Shkreli's lawyer, Benjamin Brafman, said that if he does not get a crack at cross-examining people about their relationship to documents that prosecutors want to use, Shkreli will be denied his constitutional rights to confront witnesses against him.

Brafman suggested that prosecutors were worried that his questioning of witnesses would undercut their claims that the documents in question really show fraud.

"This trial is not open and shut, your honor," Brafman told Judge Kiyo Matsumoto.

In fact, prosecutors have, as recently as Wednesday morning, had witnesses testify about receiving the same kinds of documents that they now want to introduce to jurors without witnesses.

And defense attorneys have subjected each of those witnesses to probing cross-examination.

Brafman said he "was stunned, quite frankly," to learn Tuesday night from his co-counsel in the case that prosecutors planned from now on to show jurors the documents without witnesses.

The documents included settlement agreements that Shkreli reached with investors at two of his hedge funds, as well as consulting agreements with some of those investors.

Prosecutors claim that Shkreli scammed multiple investors in his MSMB hedge funds by lying about the poor performance of those funds, and by refusing to give back the money they believed they had in the funds when they asked him to do so.

Prosecutors also charge that Shkreli defrauded the new drug company he founded, Retrophin, by looting that firm of stock and cash to pay back the ripped-off hedge fund investors.

Prosecutors additionally claim Shkreli used sham consulting agreements from Retrophin to facilitate a number of such payoffs to defrauded investors.

The settlement agreements in dispute Wednesday included the terms of what investors received from Retrophin in exchange for dropping any claims against Shkreli and his hedge funds.

Matsumoto indicated that she was sympathetic to the defense's argument that settlement and consulting agreements should only be shown to jurors if a person who received those agreements takes the witness stand.

"I do think the fundamental right to confront the witnesses and question the witnesses is important," Matsumoto said.

She also noted that "there is a fairly limited universe" of investors whom Shkreli allegedly defrauded, suggesting that it would not be onerous to prosecutors or jurors to have those people called as witnesses.

Brafman said he believed there were fewer than 10 people whom the government argued were defrauded by Shkreli.

Prosecutors told Matsumoto that they believed they had legal grounds for such an end-run around calling those witnesses.

The judge gave them until late Wednesday afternoon to file a brief arguing that view.

Shkreli's trial began in late June.

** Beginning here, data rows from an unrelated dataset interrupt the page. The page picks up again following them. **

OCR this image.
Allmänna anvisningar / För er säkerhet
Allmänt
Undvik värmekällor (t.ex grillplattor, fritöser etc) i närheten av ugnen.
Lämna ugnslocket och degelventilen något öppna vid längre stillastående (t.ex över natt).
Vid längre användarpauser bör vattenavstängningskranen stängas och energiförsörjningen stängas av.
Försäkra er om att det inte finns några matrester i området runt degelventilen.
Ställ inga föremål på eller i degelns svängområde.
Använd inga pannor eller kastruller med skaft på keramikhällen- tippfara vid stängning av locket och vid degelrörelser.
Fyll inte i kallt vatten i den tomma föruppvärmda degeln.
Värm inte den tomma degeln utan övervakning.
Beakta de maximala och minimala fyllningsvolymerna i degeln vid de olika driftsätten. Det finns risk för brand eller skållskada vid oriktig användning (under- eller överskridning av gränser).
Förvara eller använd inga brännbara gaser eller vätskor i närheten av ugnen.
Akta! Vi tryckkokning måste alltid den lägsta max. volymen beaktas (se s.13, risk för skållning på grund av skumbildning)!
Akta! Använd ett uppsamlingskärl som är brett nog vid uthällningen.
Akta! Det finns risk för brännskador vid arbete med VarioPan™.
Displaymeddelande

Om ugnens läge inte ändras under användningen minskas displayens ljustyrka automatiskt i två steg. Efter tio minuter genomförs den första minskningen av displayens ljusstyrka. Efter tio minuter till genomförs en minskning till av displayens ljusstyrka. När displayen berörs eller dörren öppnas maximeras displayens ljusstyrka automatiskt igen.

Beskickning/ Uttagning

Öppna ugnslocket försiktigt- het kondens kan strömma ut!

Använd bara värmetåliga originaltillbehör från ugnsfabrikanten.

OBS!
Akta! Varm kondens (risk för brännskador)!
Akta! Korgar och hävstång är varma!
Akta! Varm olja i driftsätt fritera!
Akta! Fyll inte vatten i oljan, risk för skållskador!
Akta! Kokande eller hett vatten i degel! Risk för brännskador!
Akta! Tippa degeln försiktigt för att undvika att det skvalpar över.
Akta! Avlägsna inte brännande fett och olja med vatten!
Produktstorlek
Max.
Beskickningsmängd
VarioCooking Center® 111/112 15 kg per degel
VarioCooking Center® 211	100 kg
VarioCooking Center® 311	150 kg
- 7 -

If prosecutors are allowed to introduce the documents to jurors without calling related witnesses, they could rest their case soon.

But if Matsumoto bars that method, prosecutors could be forced to call multiple people to the witness stand, meaning they would be unlikely to rest their case until sometime next week.

The surprising delay in the normal pace of the trial came after Brafman wrapped up an extensive cross-examination of a witness, Lee Yaffe, whom prosecutors had called to detail his allegedly sham consulting agreement with Retrophin.

Yaffe had testified Tuesday that Shkreli proposed paying him off for a failed investment Yaffe's father made in Shkreli's earlier hedge fund, Elea Capital, in 2007. Yaffe said he agreed to accept $200,000 and 15,000 shares in Retrophin through a consulting deal with the company that purportedly had Yaffe doing "research on cluster headaches."

Yaffe testified that he neither intended to actually do that research, and that he was not qualified to do it, in any event.

Yaffe said that on April 1, 2015, which he called the "worst April Fool's day, two FBI agents visited his home in Florida and asked him about the Retrophin consulting agreements.

Yaffe testifed that he "panicked" and claimed the deal was legitimate, as he also did at a subsequent meeting with authorities. But he ended up recanting that claim, and admitted the agreement was a sham.

Authorities gave a non-prosecution agreement with Yaffe, which required him to testify truthtfully about Shkreli, and to pay back $355,000, which represents his cash payments under the consulting deal, the Retrophin shares he received and the investment returns on those shares.